作り手/売り手が伝える時代
独創的な空力アプローチのS5で世を驚かせ、ポガチャルとヴィンゲゴーの名勝負となった今年のツールを制覇し……と、戦闘マシンの作り手として一級となったサーヴェロ。一方、ソロイストやカレドニアで「ファン」の部分もないがしろにしない。
そんなサーヴェロを取り扱う東商会が、埼玉県川口市にショールームをオープンさせたというので、行ってきました。最寄りの西川口駅からてくてく歩くこと数分。開店祝いの花に囲まれた建物の1階と2階がショールーム(埼玉県川口市西青木1-23-1)となります。
なぜ川口なのか? それは、この建物が東商会のオフィスだから。これまで1階と2階にあったオフィススペースは3階へと移動させ、1~2階をリニューアル。コンセプトは、「東商会が取り扱う製品を、見て、乗れて、試せる場」というもので、バイクやホイールの試乗、シューズの試し履きも可能となります。将来的には、取り扱いブランドのオーナーズミーティング、ショップ向けの講習会、一般ユーザー向けの試乗会なども行う予定とのこと。
営業時間は平日の10~12時/13~17時で、事前に予約が必要です。えー土日に行きたいのに……という声が上がるのは東商会の方々も十分承知されていましたが、スタッフの方々のお休みやイベントへの出展などを考えると、当面は平日のみ営業というのも無理からぬことでしょう。オープンは8月1日。それまでに予約フォームが用意されるとのことです(追記/予約フォームがオープンしました)。
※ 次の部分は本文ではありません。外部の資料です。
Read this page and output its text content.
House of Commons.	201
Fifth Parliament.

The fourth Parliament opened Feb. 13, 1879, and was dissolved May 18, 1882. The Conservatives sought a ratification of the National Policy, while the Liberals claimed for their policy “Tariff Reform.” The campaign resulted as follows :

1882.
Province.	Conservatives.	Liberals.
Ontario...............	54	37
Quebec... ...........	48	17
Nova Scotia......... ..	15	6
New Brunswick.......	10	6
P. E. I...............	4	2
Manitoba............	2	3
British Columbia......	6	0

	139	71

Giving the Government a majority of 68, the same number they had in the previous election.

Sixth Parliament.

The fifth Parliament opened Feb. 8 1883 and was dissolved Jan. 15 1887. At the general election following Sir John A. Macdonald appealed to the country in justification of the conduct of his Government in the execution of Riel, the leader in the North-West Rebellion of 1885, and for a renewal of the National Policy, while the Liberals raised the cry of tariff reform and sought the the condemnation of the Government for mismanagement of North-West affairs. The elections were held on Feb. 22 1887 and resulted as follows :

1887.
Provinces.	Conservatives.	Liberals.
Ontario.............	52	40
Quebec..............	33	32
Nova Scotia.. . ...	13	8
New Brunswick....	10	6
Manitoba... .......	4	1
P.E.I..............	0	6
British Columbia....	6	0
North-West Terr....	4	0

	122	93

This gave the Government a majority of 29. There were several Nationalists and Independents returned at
近年、代理店やメーカーがショールーム的機能を持ったスペースをオープンさせる例を耳にするようになりました。2017年にグランフロント大阪に誕生したSHIMANO SQUAREや、昨年、同じ荒川沿いに東京サンエスがオープンしたSAN-ESU BASEなどがその一例です。
僕が自転車を始めた頃は、自分の自転車生活と密接に絡むのは仲間とショップであり、代理店ではありませんでした。代理店の方々と直接やり取りすることはなかったし、意識もしていませんでした。好きなメーカーはたくさんありましたが、代理店がどこなのかまでは知らなかったくらい。見えざる存在。意識外の存在。
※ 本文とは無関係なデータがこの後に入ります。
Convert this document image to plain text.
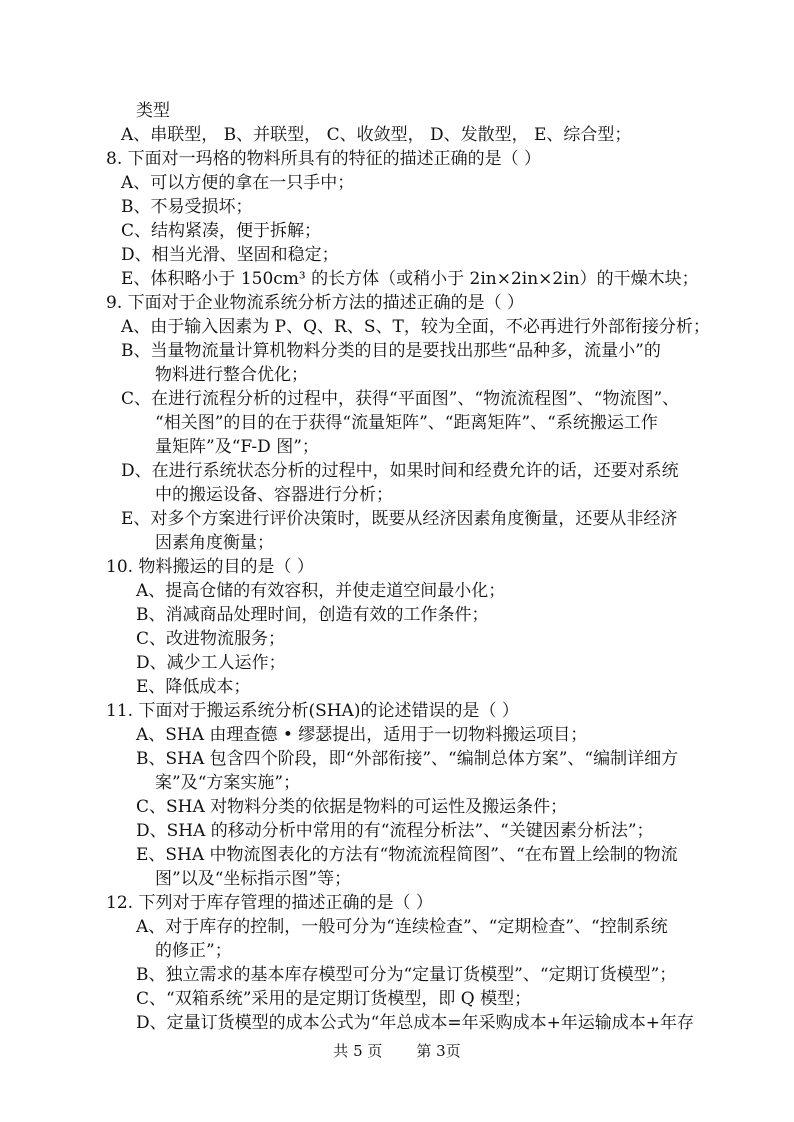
类型
A、串联型， B、并联型， C、收敛型， D、发散型， E、综合型；
8. 下面对一玛格的物料所具有的特征的描述正确的是（ ）
A、可以方便的拿在一只手中；
B、不易受损坏；
C、结构紧凑，便于拆解；
D、相当光滑、坚固和稳定；
E、体积略小于 150cm³ 的长方体（或稍小于 2in×2in×2in）的干燥木块；
9. 下面对于企业物流系统分析方法的描述正确的是（ ）
A、由于输入因素为 P、Q、R、S、T，较为全面，不必再进行外部衔接分析；
B、当量物流量计算机物料分类的目的是要找出那些“品种多，流量小”的
物料进行整合优化；
C、在进行流程分析的过程中，获得“平面图”、“物流流程图”、“物流图”、
“相关图”的目的在于获得“流量矩阵”、“距离矩阵”、“系统搬运工作
量矩阵”及“F-D 图”；
D、在进行系统状态分析的过程中，如果时间和经费允许的话，还要对系统
中的搬运设备、容器进行分析；
E、对多个方案进行评价决策时，既要从经济因素角度衡量，还要从非经济
因素角度衡量；
10. 物料搬运的目的是（ ）
A、提高仓储的有效容积，并使走道空间最小化；
B、消减商品处理时间，创造有效的工作条件；
C、改进物流服务；
D、减少工人运作；
E、降低成本；
11. 下面对于搬运系统分析(SHA)的论述错误的是（ ）
A、SHA 由理查德 • 缪瑟提出，适用于一切物料搬运项目；
B、SHA 包含四个阶段，即“外部衔接”、“编制总体方案”、“编制详细方
案”及“方案实施”；
C、SHA 对物料分类的依据是物料的可运性及搬运条件；
D、SHA 的移动分析中常用的有“流程分析法”、“关键因素分析法”；
E、SHA 中物流图表化的方法有“物流流程简图”、“在布置上绘制的物流
图”以及“坐标指示图”等；
12. 下列对于库存管理的描述正确的是（ ）
A、对于库存的控制，一般可分为“连续检查”、“定期检查”、“控制系统
的修正”；
B、独立需求的基本库存模型可分为“定量订货模型”、“定期订货模型”；
C、“双箱系统”采用的是定期订货模型，即 Q 模型；
D、定量订货模型的成本公式为“年总成本=年采购成本+年运输成本+年存
共 5 页 第 3页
しかし今は違います。SNSのDMやコメントなどを通してユーザーがダイレクトにメーカーや代理店にコンタクトできる時代。ユーザーと代理店/メーカー間の距離感がかなり近くなった。実際、ここ数年でユーザーから直接東商会に問い合わせ来ることが増えたのだそうです。
そういう時代の変化に対して、代理店/メーカーのスタンスは「一般ユーザーと積極的に関わっていく」「必要最低限の返答はする」「全く関与しない(ユーザー対応はショップに任せる)」と分かれます。どれが正解というわけではないでしょうが、東商会は一番目の道を行くことを選んだと。このショールームオープンはその一部でしょう。
製品そのものの良し悪しだけでなく、メーカーとユーザーの間に位置する代理店の性格も、市場での製品の最終評価に影響します。メーカーとしても、「どの代理店だったら時代の変化に合わせて製品を上手くアピールしてくれるか」という視点で各国のビジネスパートナーを選ぶようになるでしょう。オウンドメディアという言葉もありますが、代理店やメーカーが「ものを作る/売る」だけでなく、「ユーザーに伝える」という役割を担い始めました。その流れが自転車業界にも到達したと感じます。